Voice packed with passion
Bain brings his dynamic style to a new Harvard class
Some students were seasoned veterans. Some were novices, with jitters. Some had committed their work to memory; others had jotted their thoughts on paper that trembled slightly in their hands. In a sign of the times, many read their compositions from their phones.
Undergraduates gathered at Farkas Hall last week to audition for a workshop that taps into the power and poetry of language. Harvard’s new dramatic arts offering “Hip Hop and Spoken Word: Theater Performance Laboratory” is being taught by visiting lecturer Bryonn Bain, an activist, rapper, poet, and musician.
Bain is no stranger to campus, having graduated from Harvard Law School (HLS) in 2001. He’s also no stranger to using spoken word to make a point. In 1999, he was arrested and briefly detained for a crime he didn’t commit, an experience he drew heavily on to create “Lyrics from Lockdown.”

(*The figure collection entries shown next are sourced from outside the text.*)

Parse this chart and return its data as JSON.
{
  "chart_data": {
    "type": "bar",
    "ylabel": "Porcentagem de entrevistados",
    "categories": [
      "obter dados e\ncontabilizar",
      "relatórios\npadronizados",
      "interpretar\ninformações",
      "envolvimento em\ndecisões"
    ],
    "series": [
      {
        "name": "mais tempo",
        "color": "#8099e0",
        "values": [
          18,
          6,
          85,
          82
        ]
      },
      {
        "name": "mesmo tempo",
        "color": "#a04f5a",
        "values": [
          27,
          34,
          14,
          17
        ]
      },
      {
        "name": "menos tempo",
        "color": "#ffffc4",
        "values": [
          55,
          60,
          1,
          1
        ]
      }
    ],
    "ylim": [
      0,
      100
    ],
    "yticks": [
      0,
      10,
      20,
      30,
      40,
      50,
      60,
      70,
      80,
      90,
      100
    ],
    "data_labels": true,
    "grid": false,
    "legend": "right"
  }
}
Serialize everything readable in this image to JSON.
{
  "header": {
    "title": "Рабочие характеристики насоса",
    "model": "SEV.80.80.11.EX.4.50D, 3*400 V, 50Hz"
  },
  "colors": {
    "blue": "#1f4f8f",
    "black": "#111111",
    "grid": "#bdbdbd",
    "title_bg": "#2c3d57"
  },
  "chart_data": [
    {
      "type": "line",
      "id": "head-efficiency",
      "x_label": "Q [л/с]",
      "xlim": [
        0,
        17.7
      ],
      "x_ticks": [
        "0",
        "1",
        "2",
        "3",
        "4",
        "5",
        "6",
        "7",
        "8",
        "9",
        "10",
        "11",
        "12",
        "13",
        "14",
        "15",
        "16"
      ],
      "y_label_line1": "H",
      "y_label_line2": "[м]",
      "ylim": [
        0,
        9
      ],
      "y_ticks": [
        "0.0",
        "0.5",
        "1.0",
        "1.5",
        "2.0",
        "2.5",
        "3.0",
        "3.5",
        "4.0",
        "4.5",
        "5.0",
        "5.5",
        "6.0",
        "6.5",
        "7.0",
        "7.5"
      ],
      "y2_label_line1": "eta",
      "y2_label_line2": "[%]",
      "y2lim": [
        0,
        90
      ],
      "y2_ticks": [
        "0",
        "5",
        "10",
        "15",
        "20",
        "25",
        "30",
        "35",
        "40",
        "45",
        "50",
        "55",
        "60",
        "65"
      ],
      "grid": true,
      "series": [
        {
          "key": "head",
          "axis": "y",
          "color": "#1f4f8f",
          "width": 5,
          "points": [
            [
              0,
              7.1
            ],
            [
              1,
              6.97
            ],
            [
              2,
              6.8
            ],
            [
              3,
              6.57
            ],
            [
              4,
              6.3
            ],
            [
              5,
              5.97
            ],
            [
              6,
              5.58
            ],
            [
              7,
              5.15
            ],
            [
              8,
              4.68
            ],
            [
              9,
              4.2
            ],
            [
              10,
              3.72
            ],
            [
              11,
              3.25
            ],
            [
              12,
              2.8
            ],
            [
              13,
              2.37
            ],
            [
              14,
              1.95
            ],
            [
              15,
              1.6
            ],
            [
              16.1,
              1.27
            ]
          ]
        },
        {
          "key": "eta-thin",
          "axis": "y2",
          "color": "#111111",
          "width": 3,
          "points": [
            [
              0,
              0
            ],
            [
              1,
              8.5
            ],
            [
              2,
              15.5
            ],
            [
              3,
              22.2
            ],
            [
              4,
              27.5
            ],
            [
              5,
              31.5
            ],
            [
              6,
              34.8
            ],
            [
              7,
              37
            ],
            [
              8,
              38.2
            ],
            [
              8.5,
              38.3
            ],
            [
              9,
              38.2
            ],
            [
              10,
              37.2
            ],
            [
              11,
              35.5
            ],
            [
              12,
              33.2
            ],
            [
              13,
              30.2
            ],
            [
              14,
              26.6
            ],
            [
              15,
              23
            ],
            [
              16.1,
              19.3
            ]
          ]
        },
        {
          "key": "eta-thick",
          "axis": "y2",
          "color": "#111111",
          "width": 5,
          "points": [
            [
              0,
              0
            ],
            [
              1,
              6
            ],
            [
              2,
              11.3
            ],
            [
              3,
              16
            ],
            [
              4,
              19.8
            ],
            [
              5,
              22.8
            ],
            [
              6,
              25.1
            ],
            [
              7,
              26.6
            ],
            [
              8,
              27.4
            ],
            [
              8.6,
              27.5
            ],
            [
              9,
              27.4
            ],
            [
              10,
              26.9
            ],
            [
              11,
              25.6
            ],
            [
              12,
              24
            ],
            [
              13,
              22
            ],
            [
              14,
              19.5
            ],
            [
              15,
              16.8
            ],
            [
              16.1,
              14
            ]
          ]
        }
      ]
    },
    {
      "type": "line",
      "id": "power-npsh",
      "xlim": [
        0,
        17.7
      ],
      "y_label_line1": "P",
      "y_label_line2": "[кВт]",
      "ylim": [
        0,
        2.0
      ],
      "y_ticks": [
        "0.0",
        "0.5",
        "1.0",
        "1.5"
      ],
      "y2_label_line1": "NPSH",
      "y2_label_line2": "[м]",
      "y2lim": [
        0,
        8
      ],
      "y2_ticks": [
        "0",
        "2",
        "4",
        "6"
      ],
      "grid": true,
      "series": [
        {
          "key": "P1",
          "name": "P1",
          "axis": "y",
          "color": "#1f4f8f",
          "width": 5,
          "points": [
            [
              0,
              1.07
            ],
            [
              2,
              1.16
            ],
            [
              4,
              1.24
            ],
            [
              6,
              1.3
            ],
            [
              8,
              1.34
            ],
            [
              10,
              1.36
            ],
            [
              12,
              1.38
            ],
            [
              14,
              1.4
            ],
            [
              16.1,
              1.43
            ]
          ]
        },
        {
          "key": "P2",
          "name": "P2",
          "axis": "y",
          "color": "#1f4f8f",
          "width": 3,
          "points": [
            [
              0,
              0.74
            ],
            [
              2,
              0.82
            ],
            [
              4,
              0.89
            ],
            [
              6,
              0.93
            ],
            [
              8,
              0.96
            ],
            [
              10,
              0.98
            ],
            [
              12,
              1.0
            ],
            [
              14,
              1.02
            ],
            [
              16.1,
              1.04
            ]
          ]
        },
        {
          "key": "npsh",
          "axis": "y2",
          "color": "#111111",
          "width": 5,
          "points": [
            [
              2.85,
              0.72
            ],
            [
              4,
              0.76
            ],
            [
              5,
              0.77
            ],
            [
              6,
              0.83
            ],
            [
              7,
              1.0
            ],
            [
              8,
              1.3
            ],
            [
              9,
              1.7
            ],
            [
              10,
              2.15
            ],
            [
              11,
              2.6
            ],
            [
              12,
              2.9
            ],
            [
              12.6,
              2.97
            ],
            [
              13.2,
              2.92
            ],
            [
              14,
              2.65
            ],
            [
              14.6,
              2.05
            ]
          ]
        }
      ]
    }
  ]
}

Taking to the stage first, Bain performed an excerpt from the show, a rush of song, poetry, and prose. Several of his collaborators also took turns — singing, rapping, or delivering searing and soul-searching poetry.
Although he has HLS on his resume, Bain never intended to practice law. He went to law school, he said, “to understand power, and to figure out how to get access to it, how to utilize it, and how to move social justice forward.”
After graduation he poured his energy into hip-hop and spoken-word performances, lecturing, and causes related to the nation’s prisons. He has brought his message and his one-man show to high schools, colleges, and correctional facilities.
Back on Harvard’s campus he hopes to bridge the disconnect between the work coming out of the nation’s poetry slams and its rich hip-hop movement and what many consider the “academic, armchair, tweed-jacket-with-the-pipe poets.”
Like Shakespeare, who created his verse in the language of the time, “hip-hop and spoken word is the voice of the next generation,” said Bain. “It’s important to create a space to nurture those voices and to give them an opportunity to talk about the issues that matter to them in a language that resonates with them.”
The course, he added, offers students the chance to “think about the history and the politics and the culture of the art form while learning how to write and perform their own work.”
Artists from poet Nikki Giovanni to pop princess Nicki Minaj, as well as texts from the Harlem Renaissance and the black arts movement, will feature prominently in the class, as students “workshop verse for the page and stage.” But Bain also plans to draw on the students’ interests to shape the curriculum.
The first class assignment — 10 questions requiring nothing more than a little introspection — is an attempt to connect with their psyches and playlists. “What is the soundtrack to your life?” read one. Another asked, “How would you spend the perfect day?” Bain also wanted to know whom the students would correspond with if there were only “three envelopes and stamps left on the planet.”
“My approach to pedagogy is to not design anything without a sense of who is in the class,” said Bain. “Who you teach is just as important as what you teach and how you teach.”
He hopes the class will also help students think more deeply about the nation’s penal system, and get them accustomed to being in the spotlight. The course work will likely include a visit to a prison, and a midterm exam consisting of a performance on a subway platform.
Sophomore Jalem Towler auditioned for the class with a work titled “Take Me Away,” about a teen growing up in a dangerous neighborhood. Towler, who wrote rap and poetry in high school, said he is eager to study something he loves.
“I am excited about this class,” he said, “mostly because I finally get to take a class that specializes in my passion.”